What alloy does Tesla use? We don’t know for sure, but it sounds like it’s 301 stainless. Tesla says it’s a “custom alloy” but that doesn’t mean much. All it means is “hey, I asked for 11.05% Cr instead of their stock 11.04% Cr alloy.” Anyway, 301 stainless is more ductile tharesistantn more corrosion resistant alloys which makes it easier to form into body panels.
Let’s get to the knife. Why a knife? Because I don’t have a Cybertruck to cut up, and a Tesla wouldn’t fit in my SEM anyway. (SEM stands for Scanning Electron Microscope in case you’re wondering.) As you can see in the first image taken by a stereo optical microscope, there’s a visible rust spot on this steak knife as well as some small black spots, that’s where a “blob” of iron oxidized.
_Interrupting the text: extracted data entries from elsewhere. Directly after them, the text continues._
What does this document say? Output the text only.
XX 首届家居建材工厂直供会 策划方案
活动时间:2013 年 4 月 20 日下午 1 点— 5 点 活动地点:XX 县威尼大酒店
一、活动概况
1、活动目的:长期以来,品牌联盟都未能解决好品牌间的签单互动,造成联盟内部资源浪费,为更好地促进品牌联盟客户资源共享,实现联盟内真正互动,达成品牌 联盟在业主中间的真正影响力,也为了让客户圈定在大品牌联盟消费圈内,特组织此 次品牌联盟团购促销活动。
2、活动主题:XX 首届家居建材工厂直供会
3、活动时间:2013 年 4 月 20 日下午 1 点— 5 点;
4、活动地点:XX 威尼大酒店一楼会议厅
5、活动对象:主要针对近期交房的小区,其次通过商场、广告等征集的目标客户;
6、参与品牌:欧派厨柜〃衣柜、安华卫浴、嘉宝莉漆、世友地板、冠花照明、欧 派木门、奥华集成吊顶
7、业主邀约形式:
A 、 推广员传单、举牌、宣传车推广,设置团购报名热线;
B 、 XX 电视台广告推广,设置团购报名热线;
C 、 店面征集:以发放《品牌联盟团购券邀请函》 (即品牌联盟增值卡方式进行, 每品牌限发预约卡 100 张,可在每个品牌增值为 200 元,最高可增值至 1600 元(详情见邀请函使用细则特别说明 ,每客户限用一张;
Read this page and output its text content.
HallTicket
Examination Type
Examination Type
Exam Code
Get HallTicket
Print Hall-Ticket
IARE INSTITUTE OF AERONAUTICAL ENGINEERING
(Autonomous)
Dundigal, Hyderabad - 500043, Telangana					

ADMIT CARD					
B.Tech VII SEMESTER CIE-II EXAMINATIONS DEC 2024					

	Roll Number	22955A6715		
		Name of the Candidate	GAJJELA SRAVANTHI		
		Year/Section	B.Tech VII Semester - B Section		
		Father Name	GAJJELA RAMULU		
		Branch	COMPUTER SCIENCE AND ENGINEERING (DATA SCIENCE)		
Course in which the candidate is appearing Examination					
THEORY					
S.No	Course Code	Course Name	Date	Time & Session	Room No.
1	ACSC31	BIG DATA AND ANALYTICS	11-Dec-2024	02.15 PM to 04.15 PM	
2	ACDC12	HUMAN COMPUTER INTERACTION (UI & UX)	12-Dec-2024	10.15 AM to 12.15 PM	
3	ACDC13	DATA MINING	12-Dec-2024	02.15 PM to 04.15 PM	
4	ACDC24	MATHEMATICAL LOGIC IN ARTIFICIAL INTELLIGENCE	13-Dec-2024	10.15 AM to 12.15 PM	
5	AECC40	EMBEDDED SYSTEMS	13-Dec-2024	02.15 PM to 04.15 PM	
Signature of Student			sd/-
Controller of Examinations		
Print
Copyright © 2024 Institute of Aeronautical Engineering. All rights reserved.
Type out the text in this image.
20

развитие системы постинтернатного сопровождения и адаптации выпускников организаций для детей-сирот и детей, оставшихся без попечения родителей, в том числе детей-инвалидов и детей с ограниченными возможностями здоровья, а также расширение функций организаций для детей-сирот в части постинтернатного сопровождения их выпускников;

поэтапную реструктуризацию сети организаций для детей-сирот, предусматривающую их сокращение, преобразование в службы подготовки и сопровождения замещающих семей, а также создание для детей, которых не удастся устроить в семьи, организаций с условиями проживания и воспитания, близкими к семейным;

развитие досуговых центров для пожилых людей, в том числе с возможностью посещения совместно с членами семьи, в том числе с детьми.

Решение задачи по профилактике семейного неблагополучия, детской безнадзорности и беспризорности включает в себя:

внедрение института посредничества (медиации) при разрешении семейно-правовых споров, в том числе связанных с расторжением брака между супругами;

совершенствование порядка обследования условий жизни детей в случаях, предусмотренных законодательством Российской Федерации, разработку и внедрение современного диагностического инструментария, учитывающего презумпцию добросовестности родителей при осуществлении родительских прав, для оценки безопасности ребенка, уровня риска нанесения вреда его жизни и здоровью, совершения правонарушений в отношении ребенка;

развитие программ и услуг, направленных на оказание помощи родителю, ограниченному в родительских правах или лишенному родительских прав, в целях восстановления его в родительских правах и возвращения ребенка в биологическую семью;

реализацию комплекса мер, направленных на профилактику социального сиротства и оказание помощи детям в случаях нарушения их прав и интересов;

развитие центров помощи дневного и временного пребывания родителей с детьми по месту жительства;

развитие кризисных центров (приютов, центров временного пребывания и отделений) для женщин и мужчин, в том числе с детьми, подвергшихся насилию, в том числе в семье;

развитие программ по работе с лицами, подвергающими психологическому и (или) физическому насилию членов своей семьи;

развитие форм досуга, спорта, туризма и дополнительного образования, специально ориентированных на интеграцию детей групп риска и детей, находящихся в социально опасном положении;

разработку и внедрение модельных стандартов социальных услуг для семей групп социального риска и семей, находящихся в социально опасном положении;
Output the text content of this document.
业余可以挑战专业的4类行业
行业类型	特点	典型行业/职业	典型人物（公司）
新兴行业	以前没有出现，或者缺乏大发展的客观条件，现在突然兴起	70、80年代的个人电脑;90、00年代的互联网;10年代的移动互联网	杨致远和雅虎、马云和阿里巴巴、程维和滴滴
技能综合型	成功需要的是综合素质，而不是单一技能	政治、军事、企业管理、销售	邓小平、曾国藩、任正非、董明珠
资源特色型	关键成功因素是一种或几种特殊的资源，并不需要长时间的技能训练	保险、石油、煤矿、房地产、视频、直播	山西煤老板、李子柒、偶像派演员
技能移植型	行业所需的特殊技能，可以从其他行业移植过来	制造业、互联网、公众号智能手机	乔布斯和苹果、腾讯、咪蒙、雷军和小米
Since this was a cheap knife, the blob is easily seen at just 29 X in the SEM. You can see that there are actually voids where the iron oxidized and fell off.
What’s magical about stainless steel however is that this isn’t really a functional problem because unlike a regular steel alloy, the corrosion will generally not progress further. Beyond this area (where the alloying materials were not well blended), the chromium oxidizes (in the area where it is well blended) and creates a passivating layer of chromium oxide to protect the underlying surface from rusting.
Moving on to the photo that looks like a blackhead from your worst nightmares, this is classic stainless steel pitting. Basically the chlorides in dishwasher detergent strip the protective oxide layer off the stainless steel allowing the corrosion to travel ever deeper down the rabbit hole. In the multi-color image you can see the high presence of oxides (orange) and the absence of iron (teal) and reduced presence of chromium (red).
So what do you do about it if you have a Cybertruck? That depends on your goal. If you want to prevent it, you need to make sure you don’t expose the stainless steel to salts, acids, bleach, etc. Adding a protective layer like a clear wrap will also help. A thin layer of a light oil-based product would also not be the worst idea as it will create a hydrophobic barrier.
What about scrubbing it? Well, that’s what this knife has been through which is why in the “black head” photo you’ll see the crazy stripes, those are fine scratches on the surface where it’s been scrubbed with a green Scotchbrite. While this will remove the visible corrosion from the surface, it won’t fix the issue and long term pitting and corrosion will still occur until the iron has been consumed, or something else pasivates the oxidation or coats the surface (like the chromium oxide).